Weddings can be another potential source. Mr. Rempel suggests taking a page from many cultures that ask for cash as a wedding present rather than gifts. If millennial couples already have a collection of household goods between them, it’s money for their future that they need the most. “That goes a long way toward a down payment.”
Mr. Rosentreter says his discussions with would-be homeowners zero in quickly on possible contributions from parents.
The bank of mom and dad isn’t an option for all, but some parents have the means and desire to help. To assist with a down payment, parents have also found money from unexpected sources.
For example, registered education savings plans may be untapped because a child went directly into the workforce or found other ways to pay for a post-secondary education.
Advisors who work with these generations have different roles to play. When helping millennial clients, it’s about navigating how to manage a parental loan or gift. When helping the parents, it’s counselling them about what’s wise.
“I’m seeing parents at 65, 70, 75 years old sacrificing their retirement to help the kids out,” Mr. Rosentreter says.
Teresa Black Hughes, financial advisor and director at RGF Integrated Wealth Management in Vancouver, says the intergenerational wealth stakes can be high. If there are other children, for example, issues of fairness may arise unless the family intends to support each child similarly.
She also worries that parents can stretch themselves to make their millennial kids’ real estate dreams come true.
For example, Ms. Black Hughes describes the case of clients who are a couple and have three children. They bought a smaller home so that one child could live in their original home in a rent-to-own scheme. At the same time, the parents were supporting another child, who was going through a divorce, financially. Most of this money was coming from their retirement savings.

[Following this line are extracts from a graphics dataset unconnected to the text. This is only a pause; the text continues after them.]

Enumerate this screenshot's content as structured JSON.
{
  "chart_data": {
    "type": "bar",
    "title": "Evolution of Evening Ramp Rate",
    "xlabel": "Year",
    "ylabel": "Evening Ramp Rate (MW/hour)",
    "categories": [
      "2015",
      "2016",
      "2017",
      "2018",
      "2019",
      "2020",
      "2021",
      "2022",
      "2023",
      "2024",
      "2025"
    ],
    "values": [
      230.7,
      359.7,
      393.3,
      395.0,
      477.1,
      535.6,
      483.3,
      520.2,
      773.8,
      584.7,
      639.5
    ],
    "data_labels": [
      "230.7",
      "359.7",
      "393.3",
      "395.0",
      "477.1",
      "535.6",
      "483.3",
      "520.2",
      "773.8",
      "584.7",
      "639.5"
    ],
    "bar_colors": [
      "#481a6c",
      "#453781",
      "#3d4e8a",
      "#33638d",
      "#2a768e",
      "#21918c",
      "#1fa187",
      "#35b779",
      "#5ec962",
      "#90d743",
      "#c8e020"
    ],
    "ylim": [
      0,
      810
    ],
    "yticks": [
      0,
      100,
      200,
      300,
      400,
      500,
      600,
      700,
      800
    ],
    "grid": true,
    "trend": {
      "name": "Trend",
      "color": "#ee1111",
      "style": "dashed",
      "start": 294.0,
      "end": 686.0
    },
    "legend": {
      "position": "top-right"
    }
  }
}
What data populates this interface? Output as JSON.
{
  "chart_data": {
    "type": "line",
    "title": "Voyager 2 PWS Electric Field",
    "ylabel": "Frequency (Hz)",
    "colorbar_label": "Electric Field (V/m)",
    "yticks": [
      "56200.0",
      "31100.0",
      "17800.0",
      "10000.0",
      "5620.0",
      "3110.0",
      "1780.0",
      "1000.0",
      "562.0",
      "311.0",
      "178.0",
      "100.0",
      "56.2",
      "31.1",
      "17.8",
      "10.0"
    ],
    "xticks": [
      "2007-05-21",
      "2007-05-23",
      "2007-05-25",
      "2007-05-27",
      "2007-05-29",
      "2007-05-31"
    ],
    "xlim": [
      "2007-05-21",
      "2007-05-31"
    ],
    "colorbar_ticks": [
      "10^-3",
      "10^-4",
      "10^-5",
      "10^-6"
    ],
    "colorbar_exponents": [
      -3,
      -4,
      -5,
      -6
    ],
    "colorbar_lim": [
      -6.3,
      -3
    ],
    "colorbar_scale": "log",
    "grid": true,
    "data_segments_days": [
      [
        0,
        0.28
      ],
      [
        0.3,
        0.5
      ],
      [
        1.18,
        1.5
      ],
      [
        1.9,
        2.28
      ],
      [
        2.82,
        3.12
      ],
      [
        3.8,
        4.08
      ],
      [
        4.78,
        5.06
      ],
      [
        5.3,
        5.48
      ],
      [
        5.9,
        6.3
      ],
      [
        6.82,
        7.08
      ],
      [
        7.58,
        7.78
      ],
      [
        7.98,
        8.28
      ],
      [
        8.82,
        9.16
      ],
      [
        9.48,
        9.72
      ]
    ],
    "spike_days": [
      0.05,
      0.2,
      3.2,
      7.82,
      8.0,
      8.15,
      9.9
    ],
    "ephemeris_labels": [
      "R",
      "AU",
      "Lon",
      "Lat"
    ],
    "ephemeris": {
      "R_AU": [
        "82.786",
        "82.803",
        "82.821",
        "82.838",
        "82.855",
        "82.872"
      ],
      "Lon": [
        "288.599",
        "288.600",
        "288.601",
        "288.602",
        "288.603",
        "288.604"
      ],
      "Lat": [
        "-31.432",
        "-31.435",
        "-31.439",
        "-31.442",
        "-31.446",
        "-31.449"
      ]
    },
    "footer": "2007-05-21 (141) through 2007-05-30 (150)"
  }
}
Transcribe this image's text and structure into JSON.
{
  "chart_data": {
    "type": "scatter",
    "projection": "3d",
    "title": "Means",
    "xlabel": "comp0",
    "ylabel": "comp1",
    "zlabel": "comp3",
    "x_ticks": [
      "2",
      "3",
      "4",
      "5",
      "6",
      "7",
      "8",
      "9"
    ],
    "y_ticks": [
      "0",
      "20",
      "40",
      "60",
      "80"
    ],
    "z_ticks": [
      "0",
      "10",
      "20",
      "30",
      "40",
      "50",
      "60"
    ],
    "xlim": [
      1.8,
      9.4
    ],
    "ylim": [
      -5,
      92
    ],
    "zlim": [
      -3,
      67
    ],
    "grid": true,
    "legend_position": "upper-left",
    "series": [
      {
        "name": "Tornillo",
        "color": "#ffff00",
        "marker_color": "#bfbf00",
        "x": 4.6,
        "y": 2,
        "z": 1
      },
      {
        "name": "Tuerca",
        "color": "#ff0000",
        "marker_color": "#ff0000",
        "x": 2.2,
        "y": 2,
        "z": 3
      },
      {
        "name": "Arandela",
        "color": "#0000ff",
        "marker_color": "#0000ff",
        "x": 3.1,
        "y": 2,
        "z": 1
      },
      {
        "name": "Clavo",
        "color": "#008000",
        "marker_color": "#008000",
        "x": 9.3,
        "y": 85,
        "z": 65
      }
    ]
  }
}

“At least once a year I said to them, as I would run calculations, ‘You can’t continue to haul this money out,’” she says.
Five years and hundreds of thousands of dollars of savings later, the parents’ comfortable retirement was gone. “It wasn’t extravagant, but it was all there. But they sacrificed it so they could help their children.”
Whatever the source of down-payment money, Ms. Black Hughes says younger buyers should be able to carry the monthly cost of a real estate purchase on their own.
“What can they reasonably save themselves? What can they bring to the table?” she says.
Mr. Rempel also advises millennials to crunch the numbers associated with owning a home. “Just because you qualify for something doesn’t mean that it’s actually smart to do that.”
For him, any real estate purchase for younger clients has to be part of a longer-term financial and investment plan.
Even if clients have managed to save up for a home, Mr. Rempel also talks to them about timing. With housing prices on a seemingly unstoppable climb, panic buying can happen as first-time owners worry about being priced out of their first home.
“People want to get in as quickly as possible, but I have a rule of thumb that it’s not worth owning [a home] if you live in it for less than five years. You can’t even get your money out,” Mr. Rempel says, pointing to land transfer taxes, fees and first-time costs for furniture and renovations.
Mr. Rosentreter, for his part, talks to younger clients about real estate trade-offs, which doesn’t always go over well.
“I have frank discussions about, ‘How far are you prepared to commute?’ or ‘Can you live in a different city?’ and they look at me like I have three heads,” he says.
He also talks about lifestyle trade-offs. If clients can scrape up enough for that monster mortgage, will they have enough left for family, vacations, cars and other needs and wants?
These discussions can help millennials decide if they should let go of the dream of home ownership.
“As a young person, will I think about planning for my future by having a really good financial portfolio and keeping my debt levels low? Or am I going to go into home ownership, which is really going to leverage me into one asset class?” Mr. Kershaw says.
There is no single answer. So, it’s even more important for advisors to help millennials determine if the prudent path to financial security involves real estate.